ファストフード店でおなじみのあのドライブスルーが、中古車販売店に導入される。サービス名は「ガリバー ドライブスルー査定」。リアル店舗とデジタルを融合したDX(デジタルトランスフォーメーション)の実験拠点となる。
IDOMは19年9月、中古車査定アプリ「Gulliver AUTO(ガリバーオート)」をリリースした。愛車をスマホで撮影し、グレードや修復歴、オプションの有無などの情報をタップして送信すれば、AIが査定額をはじき出す。このガリバーオートの「AI査定」をドライブスルーへ横展開したのだ(関連記事「「苦行」中古車査定に新風 ガリバーオート好評の裏にAI×人力」)。

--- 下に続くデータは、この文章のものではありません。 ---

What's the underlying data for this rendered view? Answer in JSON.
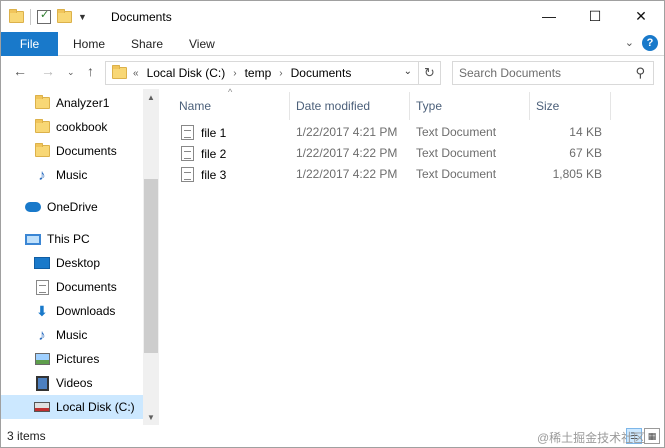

ドライブスルー査定では、ガリバーオートをダウンロードせずとも、立ち寄るだけで査定額を確認できる。査定後は、そのまま帰るもよし、店舗スタッフが音声対応しているため、その場でクルマの困りごとを相談するもよし。モニターにはQRコードが映し出され、スマホで読み取ると店舗のLINEアカウントに飛び、査定結果を保存できる仕組みだ。忙しい人や高齢者でも利用しやすいよう、スピードと手軽さを前面に押し出した。
査定と売却手続きを分離「来店のハードルを下げる」
なぜ、ドライブスルーなのか。開発を担ったガリバー四国岡山事業部の山下順平事業部長は「『来店したら売却の意思決定をしなければならない』という不安、心理的なストレスを軽減したかった」と語る。